Aaron Taylor-Johnson stars as Frey, playing him as an angry young man in the early ’90s who’s tried all the negative methods to control the rage boiling inside him. The opening scene finds him thrashing around a house party naked and high out his mind with everyone else keeping their distance from him, as he slips over a bannister and falls onto the hood of a car below. He wakes up on a plane, forgetting how he got there and not knowing where he’s going. His faced is smashed to bits. When the flight lands in Minneapolis, Frey is pick up by his put-together brother (Charlie Hunnam) and driven straight to rehab, beginning a morbidly funny but very familiar tale of addiction and recovery that would still ring a bit false even if it weren’t based on lies. Originality is tricky when it comes to stories about addiction, because addiction essentially whittles everyone who suffers from it down to the same thing. As a result, many addiction movies have to find their own avenue to tell that story, and to stand out. The genre also places a special emphasis on specificity, so it’s not surprising that A Million Little Pieces works best when it leans into the little things.

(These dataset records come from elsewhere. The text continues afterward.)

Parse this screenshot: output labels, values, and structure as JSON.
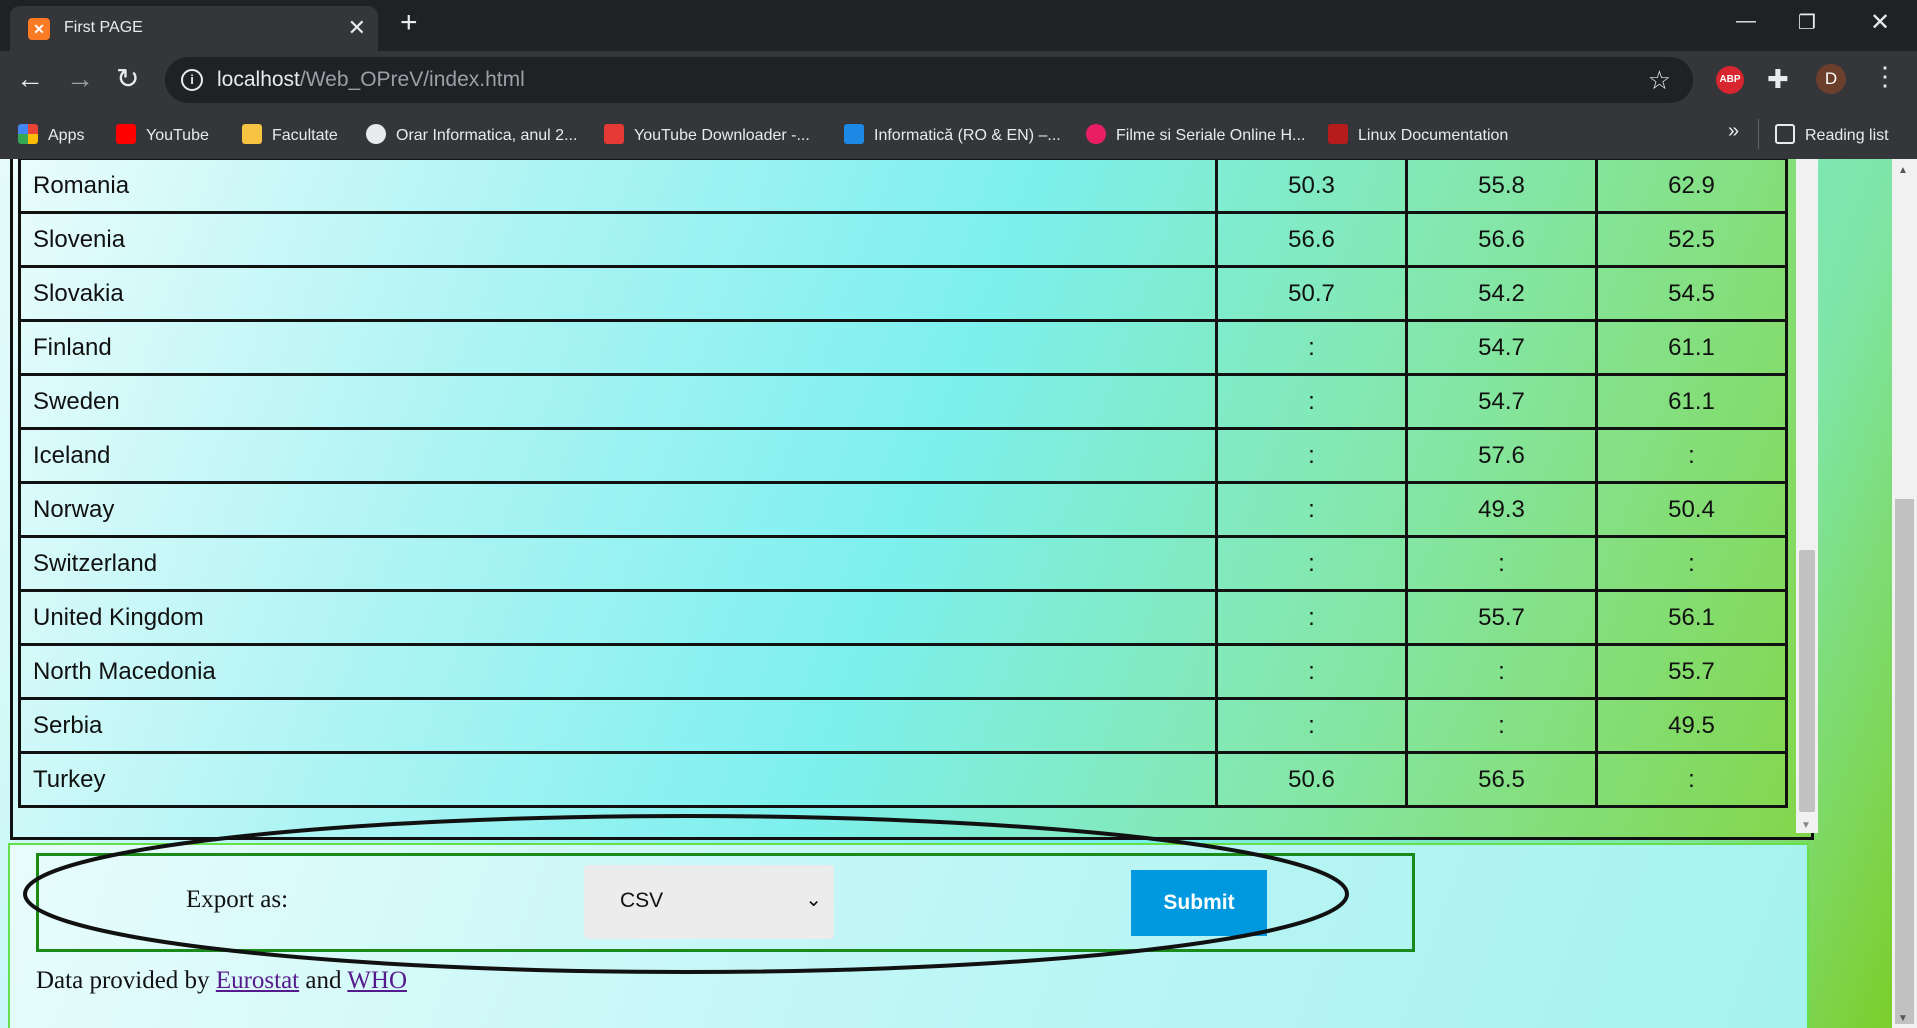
{
  "browser": {
    "tab_title": "First PAGE",
    "url_host": "localhost",
    "url_path": "/Web_OPreV/index.html",
    "bookmarks": [
      {
        "label": "Apps",
        "color": "#4285f4"
      },
      {
        "label": "YouTube",
        "color": "#ff0000"
      },
      {
        "label": "Facultate",
        "color": "#f6c343"
      },
      {
        "label": "Orar Informatica, anul 2...",
        "color": "#e8eaed"
      },
      {
        "label": "YouTube Downloader -...",
        "color": "#e53935"
      },
      {
        "label": "Informatică (RO & EN) –...",
        "color": "#1e88e5"
      },
      {
        "label": "Filme si Seriale Online H...",
        "color": "#e91e63"
      },
      {
        "label": "Linux Documentation",
        "color": "#b71c1c"
      }
    ],
    "reading_list": "Reading list",
    "profile_initial": "D",
    "abp_label": "ABP"
  },
  "table": {
    "rows": [
      {
        "country": "Romania",
        "v1": "50.3",
        "v2": "55.8",
        "v3": "62.9"
      },
      {
        "country": "Slovenia",
        "v1": "56.6",
        "v2": "56.6",
        "v3": "52.5"
      },
      {
        "country": "Slovakia",
        "v1": "50.7",
        "v2": "54.2",
        "v3": "54.5"
      },
      {
        "country": "Finland",
        "v1": ":",
        "v2": "54.7",
        "v3": "61.1"
      },
      {
        "country": "Sweden",
        "v1": ":",
        "v2": "54.7",
        "v3": "61.1"
      },
      {
        "country": "Iceland",
        "v1": ":",
        "v2": "57.6",
        "v3": ":"
      },
      {
        "country": "Norway",
        "v1": ":",
        "v2": "49.3",
        "v3": "50.4"
      },
      {
        "country": "Switzerland",
        "v1": ":",
        "v2": ":",
        "v3": ":"
      },
      {
        "country": "United Kingdom",
        "v1": ":",
        "v2": "55.7",
        "v3": "56.1"
      },
      {
        "country": "North Macedonia",
        "v1": ":",
        "v2": ":",
        "v3": "55.7"
      },
      {
        "country": "Serbia",
        "v1": ":",
        "v2": ":",
        "v3": "49.5"
      },
      {
        "country": "Turkey",
        "v1": "50.6",
        "v2": "56.5",
        "v3": ":"
      }
    ]
  },
  "export": {
    "label": "Export as:",
    "selected_format": "CSV",
    "submit_label": "Submit"
  },
  "credits": {
    "prefix": "Data provided by ",
    "source1": "Eurostat",
    "conj": " and ",
    "source2": "WHO"
  }
}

As James makes his way through the process of rehab he’s met with an assortment of characters, some stand out while others are stereotypes. Juliette Lewis is completely thrown to the side as the resident psychologist, Hunnam isn’t able to make anything of his three scenes and Odessa Young does alright work as James’ love interest while in the facility. Always a welcome presence, Dash Mihok brings some real soul to his performance as Frey’s group supervisor, and Billy Bob Thornton is quite good as Leonard, an amiable father figure to James whose happy-go-lucky attitude hides a history of violence. Aaron Taylor-Johnson works hard to hint at all the deep-seated pain the film doesn’t make much time to explore, but the scenes between Frey and Leonard only expose how blank and underwritten that deep-seated pain is. But as A Million Little Pieces chugs along the focus of it all only gets more out of whack, so determined to push towards a nice little story of a man hitting bottom and strangers lifting him up, that even the part where Frey discover his “gift” for writing is rushed and inconclusive. It may not have been wrong to make a straightforward adaptation of A Million Little Pieces, but this movie makes the approach seem even worse than that: It makes it seem practically pointless. No matter how tantalizing A Million Little Pieces could have been, it’s ultimately a rather dull, generic and just not very noteworthy variation on a story we’ve seen plenty of times before, but with more insight and panache.